そうした掲載内容の中で最も注目を集めるのが発行前年の代表的な塗装物であり、各分野から選ばれた塗装例が紹介されています。自動車は塗料の需要分野としては建築物に次いで2番目に大きな需要分野ですが、その代表として、例年優れた塗装に対して与えられる「オートカラーアウオード」受賞車が掲載されており、2023年版には受賞車のひとつである「フェアレディZ IKAZUCHI-雷-YELLOW」が紹介されていました。思わず息を飲むような美しいイエロー・・今日はこのIKAZUCHI-雷-YELLOWについてご紹介します。とにかく印象的な美しい黄色です。日産のホームページ(下記URL)から写真を引用させてもらいました。

https://www3.nissan.co.jp/vehicles/new/z/exterior.html 

今回用意されている色は全部で9種類のようですが、そのうち6種類がバイカラーでルーフ部分に黒が使われているようです。イカズチイエローについては、3Pと表現されており、これは3コートパールであると書かれていました。

この美しいイエローの塗膜の構成がどうなっているのか、塗料屋としては気になるところですが、それについては同じくホームページに図解されていました。

この図から発色を担当しているのは中塗りと第1、第2ベースの3層であることがわかります。中塗りの役目は紫外線吸収と書かれているのですが、図では黄色いフレーク状物質の表面で反射しており、普通に考えると着色アルミのフレークを使用し、ここまで入り込んでくる紫外線を電着塗膜層に到達しないよう反射させているのではないかと想像します。ただし、吸収層という表現が正しいとすれば、さらに紫外線を吸収するようなものが含まれているのかもしれません。

第1ベースの役割は彩度表現と書かれており、黄色い粒子が書かれていますので、普通に考えれば、ここに含まれている高彩度イエロー顔料が鮮やかな黄色を発色しているものと思われます。第2ベースはパール表現層と書かれていますので、ゴールドに輝く人工パールが含まれて真珠様の複雑な輝きを放っているものと思われます。このパールについては、「ゴールドに輝く」とわざわざ断っているので、マイカなどのフレーク材料の表面を精密にコントロールした厚さで二酸化チタンをコーティングしたものではなく、二酸化チタンのかわりに酸化鉄でコーティングしたものではないかと想像しています。

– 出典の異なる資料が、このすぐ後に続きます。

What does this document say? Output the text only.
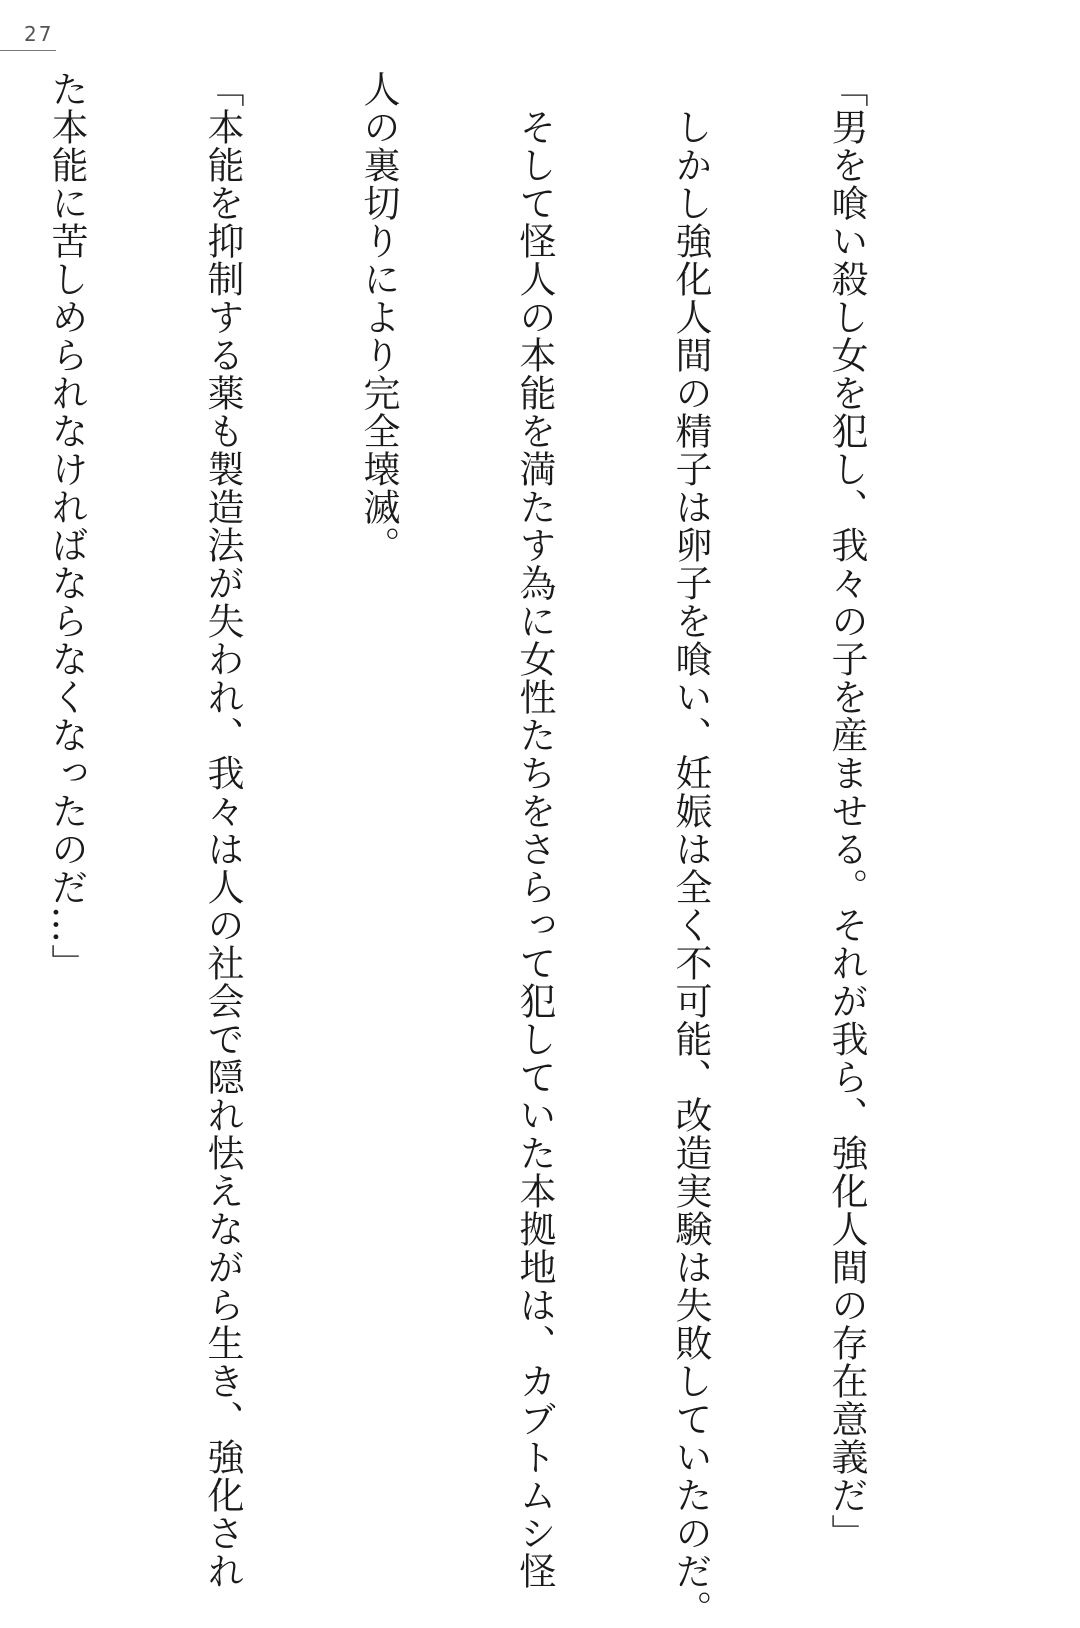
27

「男を喰い殺し女を犯し、我々の子を産ませる。それが我ら、強化人間の存在意義だ」

　しかし強化人間の精子は卵子を喰い、妊娠は全く不可能、改造実験は失敗していたのだ。

　そして怪人の本能を満たす為に女性たちをさらって犯していた本拠地は、カブトムシ怪

人の裏切りにより完全壊滅。

「本能を抑制する薬も製造法が失われ、我々は人の社会で隠れ怯えながら生き、強化され

た本能に苦しめられなければならなくなったのだ…」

ところで、フェアレディZのイエローですが、これは代々のフェアレディZで使用されていたようで、日産のホームページに2代目、4代目のフェアレディZイエローの写真が掲載されていました。今回の新しいフェアレディZは7代目になるそうです。

https://www2.nissan.co.jp/SP/Z/MAILARCHIVE/03/

       

このフェアレディZのイエローについては、「日経XTREND」に面白い記事(下記URL)があったのですが、残念ながら有料記事なので、さわりの無料部分だけを引用してご紹介するにとどめます。

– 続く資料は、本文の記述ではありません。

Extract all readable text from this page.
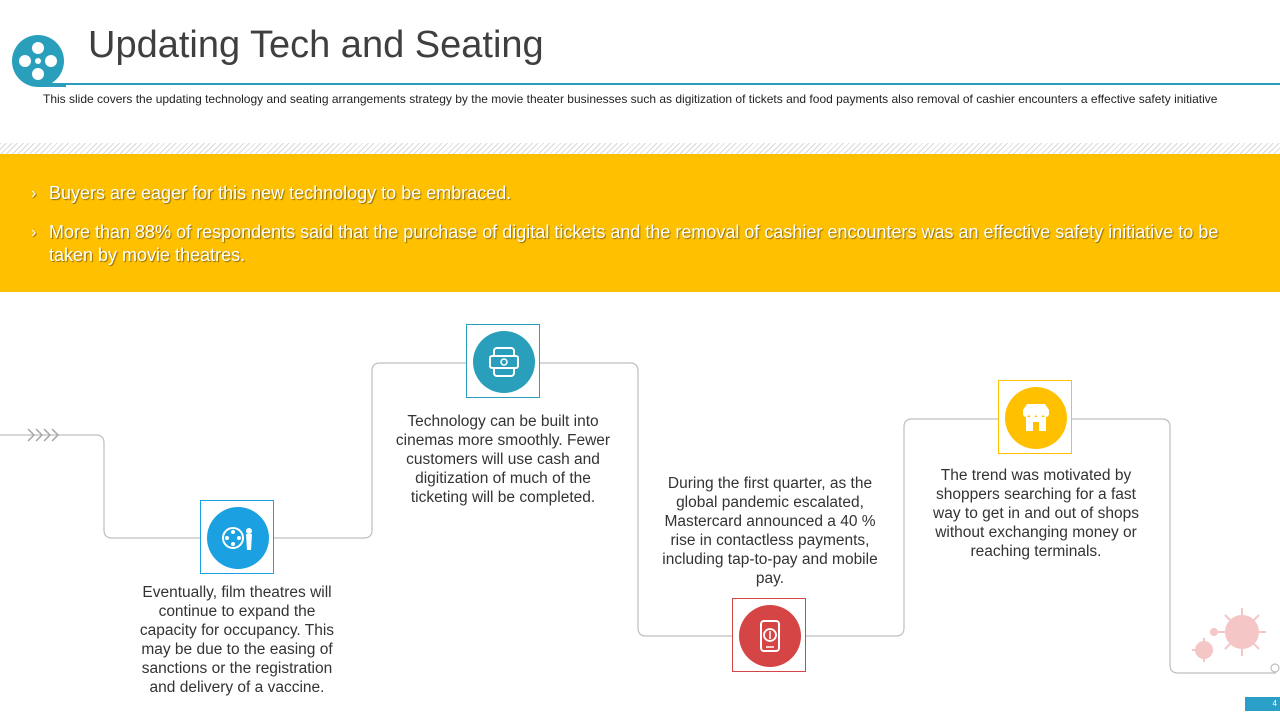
Updating Tech and Seating
This slide covers the updating technology and seating arrangements strategy by the movie theater businesses such as digitization of tickets and food payments also removal of cashier encounters a effective safety initiative
› Buyers are eager for this new technology to be embraced.
› More than 88% of respondents said that the purchase of digital tickets and the removal of cashier encounters was an effective safety initiative to be taken by movie theatres.
Eventually, film theatres will continue to expand the capacity for occupancy. This may be due to the easing of sanctions or the registration and delivery of a vaccine.
Technology can be built into cinemas more smoothly. Fewer customers will use cash and digitization of much of the ticketing will be completed.
During the first quarter, as the global pandemic escalated, Mastercard announced a 40 % rise in contactless payments, including tap-to-pay and mobile pay.
The trend was motivated by shoppers searching for a fast way to get in and out of shops without exchanging money or reaching terminals.
4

https://xtrend.nikkei.com/atcl/contents/18/00370/00006/ 

  

「歴代モデルのカラーに関する年表のような資料を作成して分かったのが、同じイエローでも、モデルごとに、その時々の最新技術を駆使し、発色を追い求めてきたということだ。例えば、初代S30のサンシャイン・イエローは、同時代の他社モデルにも近似したカラーが使われていたことから、それが当時の技術による発色の限界と推察した。S30にはその後、ライムグリーンに近いイエローや赤みに寄せたイエローなど、3色のイエローが存在した。4代目「Z32」のイエローは、パール感を強調したカラーリングだったという。」(引用終わり)

   

これを読む限り、フェアレディはその時代その時代の最新技術を用いて発色を追い求めてきたということであり、そうした意味では、塗料に関わるものとして塗膜構成の詳細内容には大変興味があります。

   

今回のカラーラインナップでは、もう1色注目されている色にセイラン(青嵐)ブルーがあります。イカズチイエローと同様に塗膜構成を引用して示します。

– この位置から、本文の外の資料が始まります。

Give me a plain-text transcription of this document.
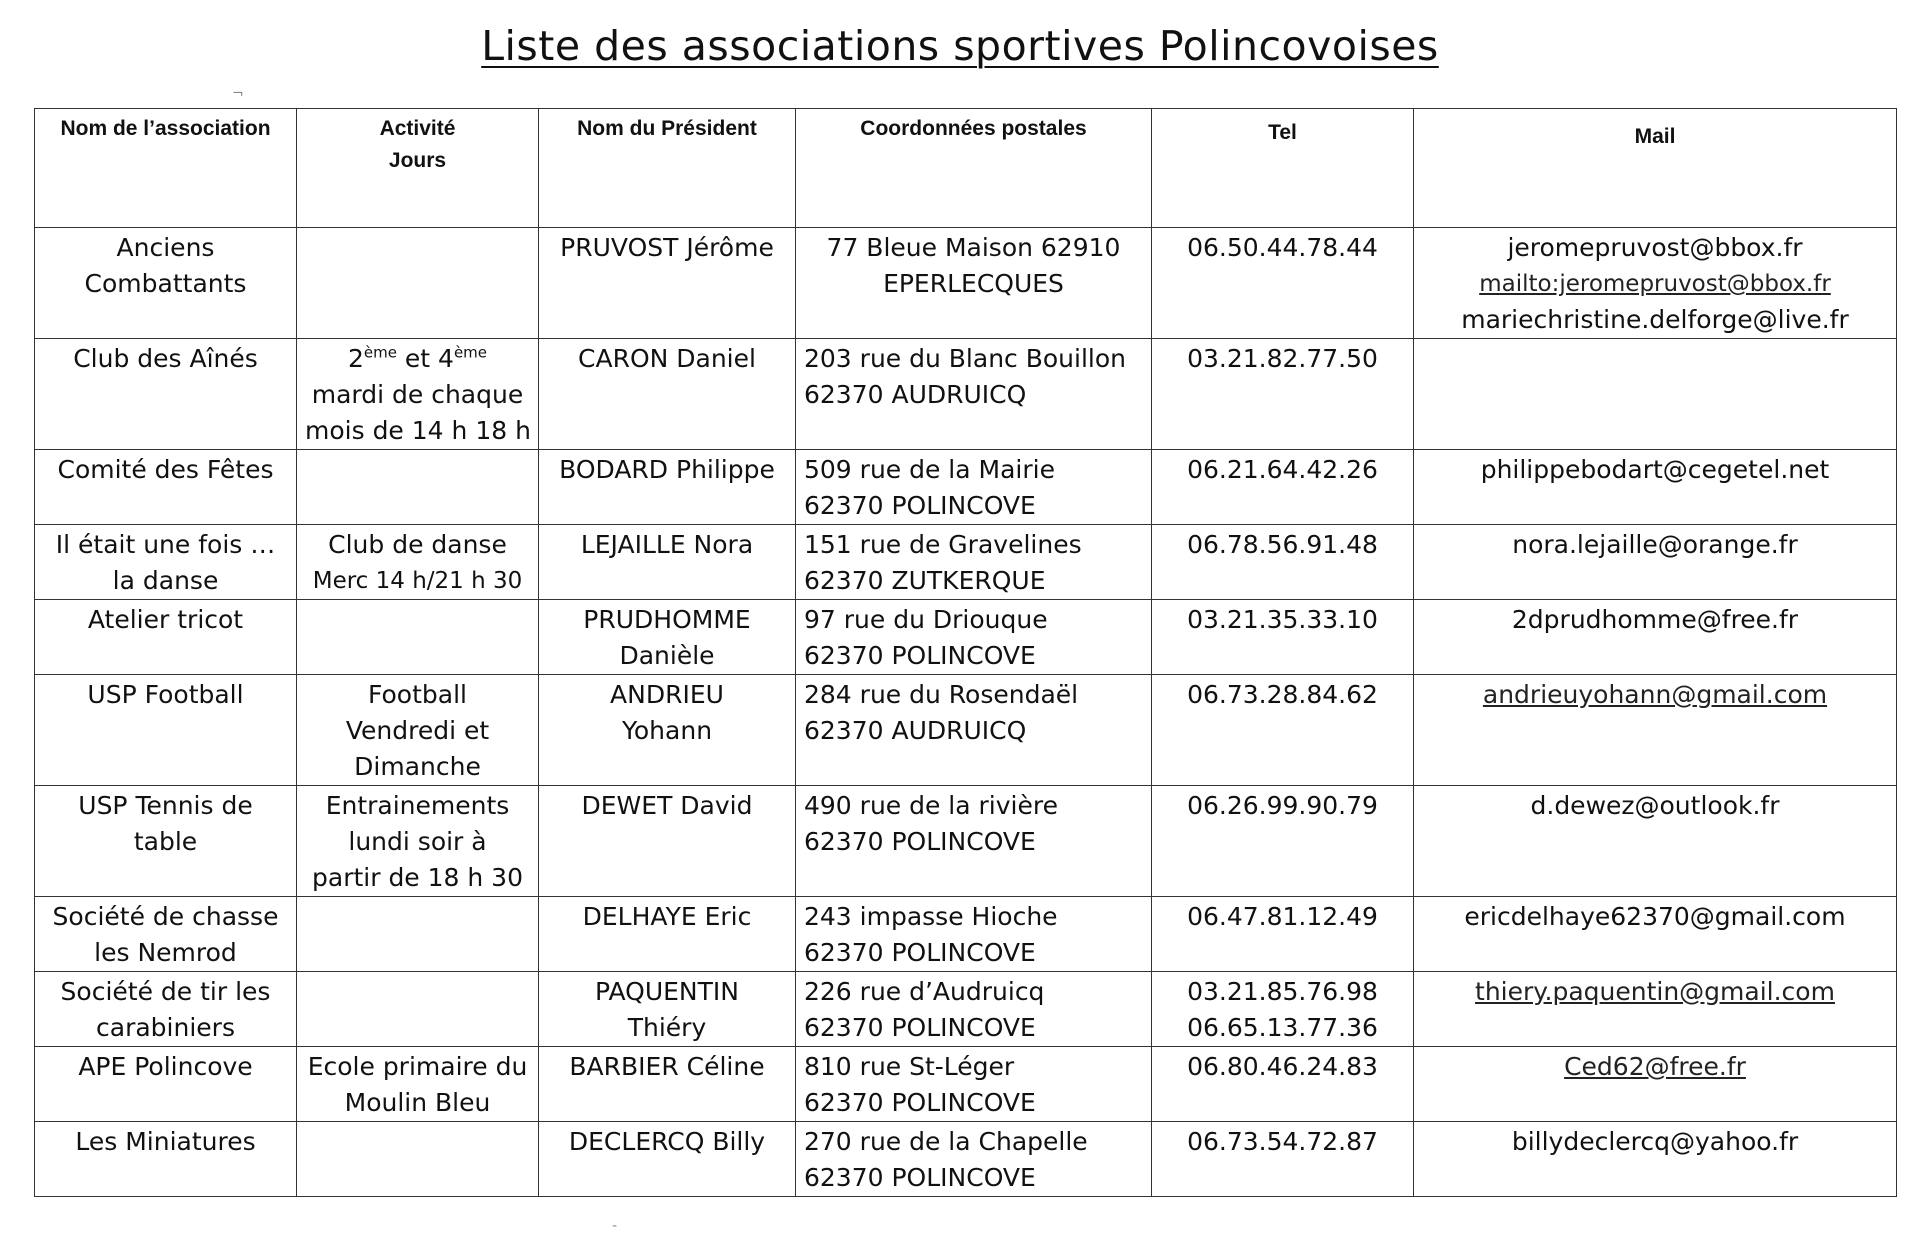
Liste des associations sportives Polincovoises
¬
-
Nom de l’association	Activité
Jours	Nom du Président	Coordonnées postales	Tel	Mail

Anciens
Combattants		PRUVOST Jérôme	77 Bleue Maison 62910
EPERLECQUES	06.50.44.78.44	jeromepruvost@bbox.fr
mailto:jeromepruvost@bbox.fr
mariechristine.delforge@live.fr

Club des Aînés	2ème et 4ème
mardi de chaque
mois de 14 h 18 h	CARON Daniel	203 rue du Blanc Bouillon
62370 AUDRUICQ	03.21.82.77.50	

Comité des Fêtes		BODARD Philippe	509 rue de la Mairie
62370 POLINCOVE	06.21.64.42.26	philippebodart@cegetel.net

Il était une fois …
la danse	Club de danse
Merc 14 h/21 h 30	LEJAILLE Nora	151 rue de Gravelines
62370 ZUTKERQUE	06.78.56.91.48	nora.lejaille@orange.fr

Atelier tricot		PRUDHOMME
Danièle	97 rue du Driouque
62370 POLINCOVE	03.21.35.33.10	2dprudhomme@free.fr

USP Football	Football
Vendredi et
Dimanche	ANDRIEU
Yohann	284 rue du Rosendaël
62370 AUDRUICQ	06.73.28.84.62	andrieuyohann@gmail.com

USP Tennis de
table	Entrainements
lundi soir à
partir de 18 h 30	DEWET David	490 rue de la rivière
62370 POLINCOVE	06.26.99.90.79	d.dewez@outlook.fr

Société de chasse
les Nemrod		DELHAYE Eric	243 impasse Hioche
62370 POLINCOVE	06.47.81.12.49	ericdelhaye62370@gmail.com

Société de tir les
carabiniers		PAQUENTIN
Thiéry	226 rue d’Audruicq
62370 POLINCOVE	03.21.85.76.98
06.65.13.77.36	thiery.paquentin@gmail.com

APE Polincove	Ecole primaire du
Moulin Bleu	BARBIER Céline	810 rue St-Léger
62370 POLINCOVE	06.80.46.24.83	Ced62@free.fr

Les Miniatures		DECLERCQ Billy	270 rue de la Chapelle
62370 POLINCOVE	06.73.54.72.87	billydeclercq@yahoo.fr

発色を担当するのは第1ベースと第2ベースで第1ベースでは大粒子径アルミをきちんと配向させ、第2ベースではカラーアルミを用いて彩度を向上させたとしています。図を見ると青の着色顔料は第1ベースと第2ベースの両方に含まれていますが量的には第1ベースにより多くの青顔料が含まれているようです。第2ベースには高強度樹脂が含まれていると書かれていますが、これが発色にどのような影響を与えているのか、それとも透明クリヤーの自己修復性と関係しているのかというあたりは、自動車用塗料の経験が乏しい私ではわかりません。

ここ最近、自動車の色がとてもきれいになっていると感じています。それは各社の努力と工夫の賜物であると思われまますので、是非積極的な技術的な情報発信をしてアピールしてほしいと思っております。